Buku Pers Orde Baru : Tinjauan Isi Kompas dan Suara Karya karya Rizal Mallarangeng ini mencoba memotret dinamika historis pers di era Orde Baru tersebut. Melalui dua harian, Kompas dan Suara Karya, Rizal menjelaskan posisi institusi pers dalam struktur politik melalui kinerjanya. Lebih spesifik, melalui tajuk rencana serta berita utama yang ditampilkan. Sebagaimana dikatakan Rizal, tajuk rencana dan berita utama merupakan rubrik yang terpenting bagi eksistensi sebuah media cetak. Dengan demikian, melalui dua rubrik tersebut akan terlihat jelas ke arah mana orientasi media yang bersangkutan.
Orientasi Informasi
Dalam buku ini, Rizal memaparkan bahwa kedua harian ini memiliki kecenderungan untuk menonjolkan orientasi informasi. Kecenderungan yang sama juga dilakukan oleh sebagian besar media cetak. Orientasi informasi ini melebihi orientasi terhadap pendidikan, hiburan, dan kontrol sosial. Beberapa media cetak bahkan menghilangkan unsur kontrol sosial dalam terbitannya. Ini ditandai dengan tidak adanya kritik yang muncul, terutama kepada kekuasaan negara. Bahkan kalaupun muncul kritik, seringkali kritik sudah “dihaluskan” sedemikian rupa sehingga pihak yang dikritik tidak merasa sedang dikritik. Mengapa ini terjadi?

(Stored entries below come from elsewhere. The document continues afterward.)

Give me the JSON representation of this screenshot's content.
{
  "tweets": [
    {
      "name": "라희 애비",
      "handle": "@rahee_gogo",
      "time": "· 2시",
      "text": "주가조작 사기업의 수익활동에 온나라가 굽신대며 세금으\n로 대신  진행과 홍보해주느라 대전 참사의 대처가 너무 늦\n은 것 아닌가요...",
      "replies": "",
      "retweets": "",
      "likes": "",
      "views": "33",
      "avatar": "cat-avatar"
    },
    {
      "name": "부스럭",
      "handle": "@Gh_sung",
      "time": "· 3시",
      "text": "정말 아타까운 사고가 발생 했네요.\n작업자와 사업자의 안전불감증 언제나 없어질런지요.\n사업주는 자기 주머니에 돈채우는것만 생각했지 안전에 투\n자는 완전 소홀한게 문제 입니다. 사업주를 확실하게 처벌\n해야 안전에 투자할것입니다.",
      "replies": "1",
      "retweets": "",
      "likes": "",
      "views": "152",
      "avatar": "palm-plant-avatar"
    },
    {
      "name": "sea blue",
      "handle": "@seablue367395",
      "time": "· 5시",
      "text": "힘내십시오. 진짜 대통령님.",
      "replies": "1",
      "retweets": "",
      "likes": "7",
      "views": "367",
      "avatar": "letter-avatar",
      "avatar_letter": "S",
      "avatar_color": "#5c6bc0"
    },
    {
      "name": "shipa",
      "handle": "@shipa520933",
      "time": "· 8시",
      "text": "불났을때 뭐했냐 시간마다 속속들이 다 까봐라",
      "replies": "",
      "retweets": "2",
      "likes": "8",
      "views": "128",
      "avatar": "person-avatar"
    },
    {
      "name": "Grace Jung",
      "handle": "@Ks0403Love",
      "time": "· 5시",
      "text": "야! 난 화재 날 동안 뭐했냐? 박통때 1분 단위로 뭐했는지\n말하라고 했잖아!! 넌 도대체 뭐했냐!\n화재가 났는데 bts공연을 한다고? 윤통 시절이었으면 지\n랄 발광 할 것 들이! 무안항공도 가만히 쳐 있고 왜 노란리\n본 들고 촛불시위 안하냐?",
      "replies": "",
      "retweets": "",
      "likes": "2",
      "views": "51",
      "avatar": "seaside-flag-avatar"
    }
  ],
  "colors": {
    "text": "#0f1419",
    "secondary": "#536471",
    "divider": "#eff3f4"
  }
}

Franz Magnis-Suseno menjelaskan bahwa kondisi ini terjadi karena etika Jawa dipraktikan betul oleh rezim Orde Baru. Prinsip keselarasan dalam kehidupan berbangsa dan bernegara harus dijaga demi terciptanya stabilitas ekonomi dan pembangunan. Karena itu, konflik harus dihindari, yang berbeda harus “disamakan” dengan berbagai cara. Hal yang mendasar agar terciptanya keselarasan adalah menyesuaikan diri dengan lingkungan masyarakat. Atau jika dibaca untuk melihat kondisi pers ketika itu, sistem sosial politik yang tengah berlaku.
Ini menjelaskan dilema yang dihadapi oleh pers. Menjadi subordinat rezim otoriter yang berkuasa sama artinya dengan melemparkan diri sendiri ke lembah nista. Sementara itu, bersikap kritis dan melawan pemerintah berarti menerima kebebasannya dibredel besok pagi. Tepat di titik persinggungan dilema itulah, orientasi informasi menjadi sebentuk kompromi yang dilakukan oleh para pekerja media saat itu.

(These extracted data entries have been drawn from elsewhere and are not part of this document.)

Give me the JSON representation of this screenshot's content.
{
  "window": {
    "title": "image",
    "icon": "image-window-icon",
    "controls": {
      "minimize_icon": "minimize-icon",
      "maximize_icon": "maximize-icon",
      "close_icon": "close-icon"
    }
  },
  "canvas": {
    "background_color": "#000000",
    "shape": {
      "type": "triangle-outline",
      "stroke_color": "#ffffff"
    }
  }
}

Dengan meminjam dua harian di era Orde Baru tersebut, Rizal mengajak kita untuk memakai perspektif baru dalam memandang pers di Indonesia. Mula-mula, pembacaan maupun kritik terhadap pers tidak seharusnya dilihat hanya kepada sistem komunikasi an sich. Artinya, problem yang membuat pers memiliki orientasi tertentu tidak dapat dikatakan berada dalam pers tersebut. Meminjam istilah Van Peursen, ada “daya-daya tak berwajah” yang begitu kuat mencengkeram. Ini membuat kritik terhadap pers harus diletakkan dalam kerangka kritik terhadap sistem sosial politik .

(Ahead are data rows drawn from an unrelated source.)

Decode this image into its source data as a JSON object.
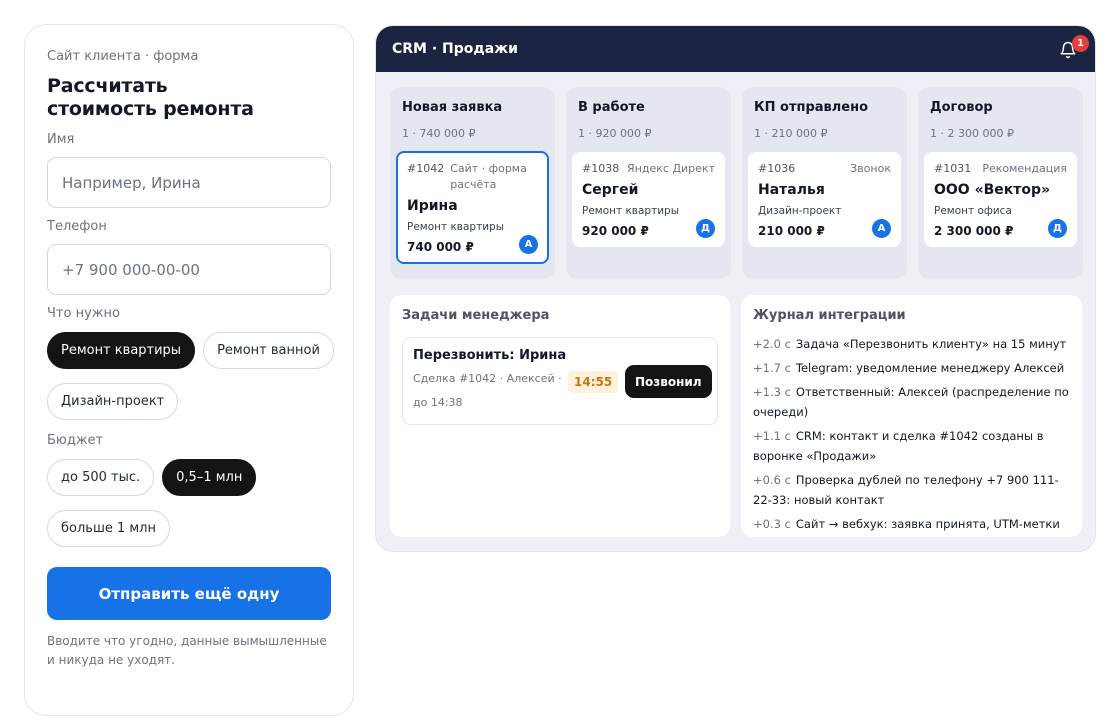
{
  "form": {
    "eyebrow": "Сайт клиента · форма",
    "title": "Рассчитать\nстоимость ремонта",
    "name_label": "Имя",
    "name_placeholder": "Например, Ирина",
    "phone_label": "Телефон",
    "phone_placeholder": "+7 900 000-00-00",
    "need_label": "Что нужно",
    "needs": [
      {
        "label": "Ремонт квартиры",
        "active": true
      },
      {
        "label": "Ремонт ванной",
        "active": false
      },
      {
        "label": "Дизайн-проект",
        "active": false
      }
    ],
    "budget_label": "Бюджет",
    "budgets": [
      {
        "label": "до 500 тыс.",
        "active": false
      },
      {
        "label": "0,5–1 млн",
        "active": true
      },
      {
        "label": "больше 1 млн",
        "active": false
      }
    ],
    "submit_label": "Отправить ещё одну",
    "note": "Вводите что угодно, данные вымышленные и никуда не уходят."
  },
  "crm": {
    "title": "CRM · Продажи",
    "notification_count": "1",
    "bell_icon": "bell-icon",
    "columns": [
      {
        "title": "Новая заявка",
        "meta": "1 · 740 000 ₽",
        "deals": [
          {
            "id": "#1042",
            "source": "Сайт · форма расчёта",
            "name": "Ирина",
            "desc": "Ремонт квартиры",
            "amount": "740 000 ₽",
            "avatar": "А",
            "selected": true
          }
        ]
      },
      {
        "title": "В работе",
        "meta": "1 · 920 000 ₽",
        "deals": [
          {
            "id": "#1038",
            "source": "Яндекс Директ",
            "name": "Сергей",
            "desc": "Ремонт квартиры",
            "amount": "920 000 ₽",
            "avatar": "Д",
            "selected": false
          }
        ]
      },
      {
        "title": "КП отправлено",
        "meta": "1 · 210 000 ₽",
        "deals": [
          {
            "id": "#1036",
            "source": "Звонок",
            "name": "Наталья",
            "desc": "Дизайн-проект",
            "amount": "210 000 ₽",
            "avatar": "А",
            "selected": false
          }
        ]
      },
      {
        "title": "Договор",
        "meta": "1 · 2 300 000 ₽",
        "deals": [
          {
            "id": "#1031",
            "source": "Рекомендация",
            "name": "ООО «Вектор»",
            "desc": "Ремонт офиса",
            "amount": "2 300 000 ₽",
            "avatar": "Д",
            "selected": false
          }
        ]
      }
    ],
    "tasks": {
      "title": "Задачи менеджера",
      "items": [
        {
          "title": "Перезвонить: Ирина",
          "meta": "Сделка #1042 · Алексей · до 14:38",
          "time": "14:55",
          "action": "Позвонил"
        }
      ]
    },
    "log": {
      "title": "Журнал интеграции",
      "entries": [
        {
          "time": "+2.0 с",
          "text": "Задача «Перезвонить клиенту» на 15 минут"
        },
        {
          "time": "+1.7 с",
          "text": "Telegram: уведомление менеджеру Алексей"
        },
        {
          "time": "+1.3 с",
          "text": "Ответственный: Алексей (распределение по очереди)"
        },
        {
          "time": "+1.1 с",
          "text": "CRM: контакт и сделка #1042 созданы в воронке «Продажи»"
        },
        {
          "time": "+0.6 с",
          "text": "Проверка дублей по телефону +7 900 111-22-33: новый контакт"
        },
        {
          "time": "+0.3 с",
          "text": "Сайт → вебхук: заявка принята, UTM-метки сохранены"
        }
      ]
    }
  }
}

Kondisi itu terjadi sampai sekarang. Jika ancaman terhadap pers di era Orde Baru adalah kekuatan negara yang begitu dominan, sekarang kondisi serupa pun terjadi meskipun era kebebasan pers sudah terbuka lebar. Kekuatan negara berkurang namun konglomerasi media menjadi ancaman yang tak kalah serius. Begitu. [Wisnu]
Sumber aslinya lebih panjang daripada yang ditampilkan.